The unique natural habitats of Western Australia, especially the southwest, are home to a diverse array of unusual native mammals. New animals we've been on the lookout for include kultaar, ninguai, dibbler, dunnart, quokka, chuditch, numbat, woylie, phascogale and quenda. How's that for a list of animals you've never, ever heard of unless you're an Aussie? Most are not only native, but endemic to Western Australia … that is, found nowhere else in the world. Unfortunately, they're mostly shy and nocturnal and don't usually live near the sea, but we keep looking for them anyway. By the way, they do have the western grey kangaroo here … an animal we HAVE heard of. We might see quokkas when we visit Rottnest Island in the near future.

quokka sean mclean 2004

Here's a few more uniquities and superlatives of Western Australia ...

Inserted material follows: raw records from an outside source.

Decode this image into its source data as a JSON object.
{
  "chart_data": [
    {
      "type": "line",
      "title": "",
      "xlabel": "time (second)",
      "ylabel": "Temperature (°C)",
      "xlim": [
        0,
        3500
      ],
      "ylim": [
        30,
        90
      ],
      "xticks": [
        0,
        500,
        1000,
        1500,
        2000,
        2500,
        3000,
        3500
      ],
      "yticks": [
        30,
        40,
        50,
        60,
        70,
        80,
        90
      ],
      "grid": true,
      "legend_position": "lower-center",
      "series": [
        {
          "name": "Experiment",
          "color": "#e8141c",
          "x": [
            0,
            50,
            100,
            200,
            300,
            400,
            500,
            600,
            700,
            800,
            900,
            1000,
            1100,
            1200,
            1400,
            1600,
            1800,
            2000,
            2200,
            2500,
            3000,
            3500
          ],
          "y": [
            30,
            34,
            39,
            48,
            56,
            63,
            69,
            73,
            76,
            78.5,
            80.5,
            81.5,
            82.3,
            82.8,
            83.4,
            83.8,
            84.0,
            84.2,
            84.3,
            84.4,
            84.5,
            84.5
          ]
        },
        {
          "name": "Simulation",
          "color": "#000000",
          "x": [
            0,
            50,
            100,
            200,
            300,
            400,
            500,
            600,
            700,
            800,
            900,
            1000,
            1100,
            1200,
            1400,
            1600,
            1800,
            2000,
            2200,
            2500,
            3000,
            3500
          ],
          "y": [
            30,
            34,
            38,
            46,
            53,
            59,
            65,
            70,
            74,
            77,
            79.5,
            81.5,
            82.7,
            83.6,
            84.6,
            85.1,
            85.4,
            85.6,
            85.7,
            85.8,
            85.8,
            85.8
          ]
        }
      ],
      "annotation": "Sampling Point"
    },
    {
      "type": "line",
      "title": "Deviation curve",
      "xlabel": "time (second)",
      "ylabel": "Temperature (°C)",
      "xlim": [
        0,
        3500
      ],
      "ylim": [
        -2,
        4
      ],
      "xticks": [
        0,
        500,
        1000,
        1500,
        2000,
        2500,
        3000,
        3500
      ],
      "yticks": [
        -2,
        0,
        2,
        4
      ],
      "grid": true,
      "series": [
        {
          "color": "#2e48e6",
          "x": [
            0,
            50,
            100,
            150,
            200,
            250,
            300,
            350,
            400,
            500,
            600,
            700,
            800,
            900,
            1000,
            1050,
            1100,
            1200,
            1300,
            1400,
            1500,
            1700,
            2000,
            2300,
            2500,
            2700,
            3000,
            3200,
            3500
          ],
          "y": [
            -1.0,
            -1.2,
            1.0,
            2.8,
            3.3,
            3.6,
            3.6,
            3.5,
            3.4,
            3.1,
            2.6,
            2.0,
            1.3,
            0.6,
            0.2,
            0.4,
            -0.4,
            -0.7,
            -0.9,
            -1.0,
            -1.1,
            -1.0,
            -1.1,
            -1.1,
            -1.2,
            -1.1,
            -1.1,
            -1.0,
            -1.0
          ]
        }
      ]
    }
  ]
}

  • Western Australia has the largest privately owned railway in the world. Iron ore railways in the Pilbara region of northwest Western Australia are the most productive railways in the world. Today the Pilbara Rail (Hamersley Freight Line) operation consists of more than 1,300 km (808 mi) of railway, which is used to move around 110 million tons of ore every year across the stark landscape of Western Australia. Western Australia is the second-largest iron ore producer in the world.

iron ore train

  • The longest stretch of straight railway line in the world ends / starts in Western Australia. One of the worlds classic rail journeys, the Indian Pacific,starts in Perth.

india pacific

  • Western Australia is therichest plot of land in the world for natural mineral wealth. The value of Western Australia's mineraland petroleum sector in 2013 reached a new record of $113.8 billion. Iron ore is the the number one commodity, followed by petroleum products (oil, gas), gold, alumina, nickel copper, lead, zinc, cobalt, diamonds … they've got it all. The 'Golden Eagle' was the largest gold nugget ever found in W.A, weighing in at 35.5kg (67 lbs) and naturally shaped like an eagle with outspread wings. It was uncovered by 16-year-old Jim Larcombe, back in January 1931.

golden eagle replica

  • Western Australia's Mount Augustus is the largest rock in the world, 8 km long (4.8mi) x 3 km across (1.8mi) x 717m high (2,330').

mount augustus

  • The worlds oldest form of living organisms, stromatolites, can be found in Western Australia (and we hope to see them in Shark Bay).

 

stromolites

 

  • The waters of WesternAustralia are home to the largest fish in the world … the majestic whale shark, a harmless filter feeder.

whale shark

  • Western Australia has more cars and road space per capita than any place on earth.

  • The Argyle Diamond Mine in the far north of West Australia, is the world's largest diamond mine.

 

argyle diamon

  • Oh, yeah, and the nickname for natives of Western Australia? They're sandgropers!